Adesso che passa la maggior parte della sue giornate seduta in poltrona, Marisa, mia madre, 84 anni compiuti da poco, rovista spesso nelle vecchie foto di famiglia. Le guarda con tenerezza, come se quei volti amici (molti di persone che non ci sono più) le trasmettessero l’energia necessaria per andare avanti.
In quelle foto, le più vecchie in bianco e nero, ci sono gite, scampagnate, comunioni, matrimoni, battesimi. Ci sono bambini, anziani, e giovani di belle speranze. C’è la vita che ricomincia dopo una guerra disastrosa e una miseria dilagante.
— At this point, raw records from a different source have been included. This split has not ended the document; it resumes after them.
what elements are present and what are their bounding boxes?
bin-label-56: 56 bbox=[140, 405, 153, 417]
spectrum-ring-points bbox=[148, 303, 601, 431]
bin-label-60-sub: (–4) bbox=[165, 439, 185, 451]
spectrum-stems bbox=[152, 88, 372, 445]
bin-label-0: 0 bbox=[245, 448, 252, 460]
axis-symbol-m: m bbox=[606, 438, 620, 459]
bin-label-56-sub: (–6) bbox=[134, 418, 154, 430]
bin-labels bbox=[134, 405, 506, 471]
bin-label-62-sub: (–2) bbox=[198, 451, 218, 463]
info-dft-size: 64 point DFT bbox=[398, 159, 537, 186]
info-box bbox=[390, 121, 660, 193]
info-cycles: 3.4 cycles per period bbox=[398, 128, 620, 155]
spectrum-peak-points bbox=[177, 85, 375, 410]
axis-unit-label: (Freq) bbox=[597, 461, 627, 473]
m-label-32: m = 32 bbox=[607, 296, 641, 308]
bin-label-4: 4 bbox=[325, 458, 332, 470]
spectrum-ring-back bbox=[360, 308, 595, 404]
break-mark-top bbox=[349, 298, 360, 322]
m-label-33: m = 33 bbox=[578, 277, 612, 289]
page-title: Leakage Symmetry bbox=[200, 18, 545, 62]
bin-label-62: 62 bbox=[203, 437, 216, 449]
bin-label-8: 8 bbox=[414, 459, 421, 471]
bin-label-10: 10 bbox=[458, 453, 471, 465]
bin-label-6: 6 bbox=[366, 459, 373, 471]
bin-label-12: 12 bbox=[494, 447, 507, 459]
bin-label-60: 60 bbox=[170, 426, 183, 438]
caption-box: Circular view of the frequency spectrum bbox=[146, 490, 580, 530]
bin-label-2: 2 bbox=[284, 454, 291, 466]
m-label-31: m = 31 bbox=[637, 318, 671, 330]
Ci sono brillantina e sandali, giacche doppiopetto e motociclette, brindisi con vino bianco e grandi tavolate. Di gente che aveva conosciuto la fame, fino a mangiare – se c’erano – pane e cipolla per una settimana intera.
Che aveva rigirato più e più volte i colli delle camicie, e fatto risuolare fino all’estremo scarpe e ciabatte. Tutto questo emanano quelle vecchie foto in bianco e nero, insieme a una parola che forse abbiamo dimenticato: dignità. Perché nessuno di quei volti ha negli occhi il rancore o la rabbia che promanano da tanti selfie che oggi intasano i social. Nessuno di loro, dopo la guerra, voleva voltarsi indietro e odiare. Ma solo guardare avanti e costruire qualcosa per i figli e i nipoti. E la maggior parte di loro, dei nostri nonni e genitori, sono riusciti nell’intento di migliorare la vita delle nuove generazioni.
Non sembra stia succedendo altrettanto.